Let’s chat about multi-factor authentication, many years ago having a single simple password for all your sites was common practice. As the Internet has grown up so have the mischievous behaviors of others. Today you must enable multi-factor where possible, I strongly urge you to do so. The headache of dealing with a lost account or taken over account is a major pain! Depending on the account it could be financially or emotionally painful.
Call to Action
First – Ensure you have multi-factor enabled is your email account. Why you may ask, most websites allow you to reset your password by sending you an email. This makes your email account one of the most valuable passwords you have.
Second – Ensure the sites you shop at are using multi-factor, think Amazon, Walmart.com and others.
Third- Ensure your social media accounts have multi-factor enabled. Who wants someone to get a hold of their social media account and have access to send wild things to all your friends. or to take over your identity.

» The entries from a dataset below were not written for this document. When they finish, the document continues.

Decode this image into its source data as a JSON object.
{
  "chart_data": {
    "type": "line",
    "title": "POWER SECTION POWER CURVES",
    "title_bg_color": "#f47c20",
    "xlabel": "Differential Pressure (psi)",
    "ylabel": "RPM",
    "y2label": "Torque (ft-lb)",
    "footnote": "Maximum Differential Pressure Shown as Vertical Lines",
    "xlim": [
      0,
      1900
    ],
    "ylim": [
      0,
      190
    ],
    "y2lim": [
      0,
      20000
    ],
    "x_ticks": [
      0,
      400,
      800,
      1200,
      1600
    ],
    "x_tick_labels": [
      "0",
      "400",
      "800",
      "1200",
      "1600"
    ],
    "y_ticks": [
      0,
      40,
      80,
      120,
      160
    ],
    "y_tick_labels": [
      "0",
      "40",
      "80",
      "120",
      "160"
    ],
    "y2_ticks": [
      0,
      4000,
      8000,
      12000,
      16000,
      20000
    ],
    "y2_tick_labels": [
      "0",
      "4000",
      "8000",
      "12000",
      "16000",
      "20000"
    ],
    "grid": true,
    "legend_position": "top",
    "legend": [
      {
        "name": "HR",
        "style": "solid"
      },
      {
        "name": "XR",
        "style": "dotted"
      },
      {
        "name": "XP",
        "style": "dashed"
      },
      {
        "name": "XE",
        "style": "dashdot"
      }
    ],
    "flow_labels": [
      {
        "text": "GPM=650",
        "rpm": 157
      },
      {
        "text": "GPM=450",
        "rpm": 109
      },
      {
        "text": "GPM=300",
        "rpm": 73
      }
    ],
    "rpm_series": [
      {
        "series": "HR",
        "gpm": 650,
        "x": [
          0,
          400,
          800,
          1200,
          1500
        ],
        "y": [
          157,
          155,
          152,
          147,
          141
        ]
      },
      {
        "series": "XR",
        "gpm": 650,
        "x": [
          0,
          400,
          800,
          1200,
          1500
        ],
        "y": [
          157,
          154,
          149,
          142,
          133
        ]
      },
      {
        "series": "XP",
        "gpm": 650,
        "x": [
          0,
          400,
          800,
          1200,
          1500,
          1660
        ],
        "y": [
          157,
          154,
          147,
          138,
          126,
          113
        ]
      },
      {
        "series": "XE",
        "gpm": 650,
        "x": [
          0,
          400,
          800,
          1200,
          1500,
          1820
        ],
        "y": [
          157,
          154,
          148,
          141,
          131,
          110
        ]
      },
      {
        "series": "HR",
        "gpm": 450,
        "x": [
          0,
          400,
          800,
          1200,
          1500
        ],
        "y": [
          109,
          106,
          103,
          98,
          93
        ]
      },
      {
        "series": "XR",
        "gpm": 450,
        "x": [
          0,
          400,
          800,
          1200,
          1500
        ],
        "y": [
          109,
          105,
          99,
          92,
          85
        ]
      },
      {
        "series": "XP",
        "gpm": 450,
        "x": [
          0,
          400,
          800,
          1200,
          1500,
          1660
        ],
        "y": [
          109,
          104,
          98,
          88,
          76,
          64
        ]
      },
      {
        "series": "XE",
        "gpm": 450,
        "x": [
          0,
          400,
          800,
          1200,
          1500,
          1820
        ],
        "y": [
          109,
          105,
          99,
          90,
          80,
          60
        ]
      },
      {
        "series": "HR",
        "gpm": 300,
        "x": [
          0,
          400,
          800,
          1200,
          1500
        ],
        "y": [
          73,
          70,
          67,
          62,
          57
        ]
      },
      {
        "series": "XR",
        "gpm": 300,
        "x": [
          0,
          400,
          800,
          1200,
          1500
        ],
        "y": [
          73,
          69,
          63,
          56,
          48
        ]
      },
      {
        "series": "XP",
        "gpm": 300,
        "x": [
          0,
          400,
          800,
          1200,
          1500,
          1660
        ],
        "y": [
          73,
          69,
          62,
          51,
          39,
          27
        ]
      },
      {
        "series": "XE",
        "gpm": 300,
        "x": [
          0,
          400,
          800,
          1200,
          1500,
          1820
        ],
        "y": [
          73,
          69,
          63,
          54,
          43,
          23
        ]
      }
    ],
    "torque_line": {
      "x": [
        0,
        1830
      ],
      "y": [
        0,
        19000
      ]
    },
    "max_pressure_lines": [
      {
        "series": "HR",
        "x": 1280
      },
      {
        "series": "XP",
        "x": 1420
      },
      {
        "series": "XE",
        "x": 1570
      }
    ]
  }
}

Finally – As you visit sites and notice you don’t have multi-factor make sure that you enable multi-factor if possible.
Want to know more?
The idea of two-factor and multi-factor fall in to several categories and you must have two or more to become multi-factor.
Something you know, in this case a password or pin code.
Something you are, think fingerprint, facial id or retina.
Something you have, think a phone with a text message, a time based fob or code, Yubi key, and card keys. Something to think about in regards to the something you have is how easy can someone else gain access to that item, most modern one-time time based token applications like Microsoft Authenticator can enable face ID or a password to show the code, this helps secure the something we have making it a higher assurance level.